Por isso, é de cair o queixo quando aparecem analistas-influenciadores digitais, como César Calejón, dentre outros, com conversa-fiada (mas de efeito) de que “a esquerda não tem a missão sagrada de salvar a massa ignorante de sua ignorância”, de que “o povo é adulto e sabe decidir” e de que a ideia de que a esquerda precisa educar o povo é “compreensão salvacionista” etc. (Live “Galãs Feios”, dia 28/10, a partir do minuto 9:00).
Ter canais e influenciadores de esquerda na internet é muito bom e eu os respeito muito. Fazem um trabalho necessário. Mas, é preciso saber que não é daí que devem sair o pensamento elaborado e as estratégias da esquerda. Os partidos de esquerda e movimentos sociais devem ter maneiras de fazer suas análises e elaborar suas estratégias de ação, formação de militantes e disputa de consciências na sociedade, se quiserem realmente travar a necessária guerra pela hegemonia.
Qual o sentido prático de adjetivar pejorativamente a tarefa histórica de educação popular e formação da consciência crítica, que cabe, sim, aos movimentos e partidos de esquerda? Que a esquerda se limite a comentar, a fazer performances e aparecer nas eleições, enquanto a direita sequestra de forma planejada e eficaz a consciência das classes que não detém o capital e as mantenha sob seu poder de influência?

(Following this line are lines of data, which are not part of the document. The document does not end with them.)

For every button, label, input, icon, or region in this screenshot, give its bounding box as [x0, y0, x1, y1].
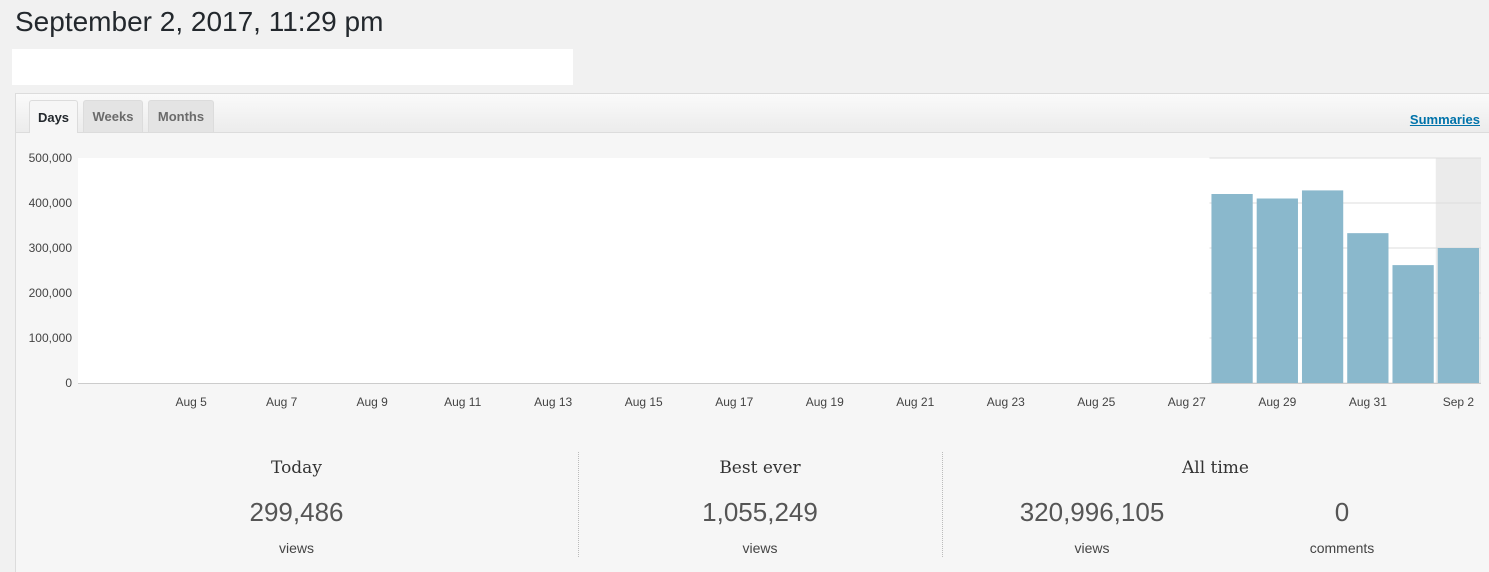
- stat-all-time: All time 320,996,105 views 0 comments: [942, 458, 1489, 558]
- x-tick-label: Aug 25: [1077, 395, 1115, 409]
- x-tick-label: Aug 23: [987, 395, 1025, 409]
- x-tick-label: Aug 31: [1349, 395, 1387, 409]
- stat-today-heading: Today: [271, 458, 322, 478]
- y-tick-label: 0: [65, 376, 72, 390]
- chart-bar[interactable]: [1392, 265, 1434, 383]
- x-tick-label: Aug 29: [1258, 395, 1296, 409]
- stat-today-value: 299,486: [249, 497, 344, 527]
- y-tick-label: 200,000: [29, 286, 73, 300]
- views-chart: 0 100,000 200,000 300,000 400,000 500,000 Aug…: [29, 151, 1481, 409]
- x-tick-label: Aug 27: [1168, 395, 1206, 409]
- stat-all-time-comments-unit: comments: [1309, 540, 1375, 556]
- x-tick-label: Aug 15: [625, 395, 663, 409]
- chart-bar[interactable]: [1347, 233, 1389, 383]
- x-tick-label: Aug 11: [444, 395, 481, 409]
- chart-bar[interactable]: [1256, 198, 1298, 384]
- stat-all-time-comments-value: 0: [1334, 497, 1350, 527]
- x-tick-label: Aug 5: [175, 395, 207, 409]
- stat-all-time-heading: All time: [1181, 458, 1249, 478]
- stat-best-ever-heading: Best ever: [719, 458, 801, 478]
- y-tick-label: 100,000: [29, 331, 73, 345]
- x-tick-label: Aug 9: [356, 395, 388, 409]
- y-tick-label: 500,000: [29, 151, 73, 165]
- x-tick-label: Aug 13: [534, 395, 572, 409]
- y-tick-label: 400,000: [29, 196, 73, 210]
- chart-y-axis: 0 100,000 200,000 300,000 400,000 500,000: [29, 151, 73, 390]
- x-tick-label: Aug 21: [896, 395, 934, 409]
- x-tick-label: Aug 7: [266, 395, 298, 409]
- x-tick-label: Aug 17: [715, 395, 753, 409]
- x-tick-label: Sep 2: [1443, 395, 1475, 409]
- chart-bar[interactable]: [1437, 248, 1479, 383]
- stat-today-unit: views: [278, 540, 314, 556]
- y-tick-label: 300,000: [29, 241, 73, 255]
- stat-today: Today 299,486 views: [15, 458, 578, 558]
- chart-x-axis: Aug 5 Aug 7 Aug 9 Aug 11 Aug 13 Aug 15 Aug 17 A…: [78, 383, 1481, 409]
- chart-bar[interactable]: [1301, 190, 1344, 383]
- chart-bar[interactable]: [1211, 194, 1253, 383]
- x-tick-label: Aug 19: [806, 395, 844, 409]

Nada disso tem a ver com “visão salvacionista”, “ideia redentora” etc. Até porque, não é o uso de adjetivos interessantes e impactantes que torna uma análise correta. Mais uma vez, afirmo: internet e mídias digitais são meios (por isso o nome “mídia”) e não o fim da nossa ação transformadora. O que vale não é o que é bonito falar, mas o que é bonito fazer.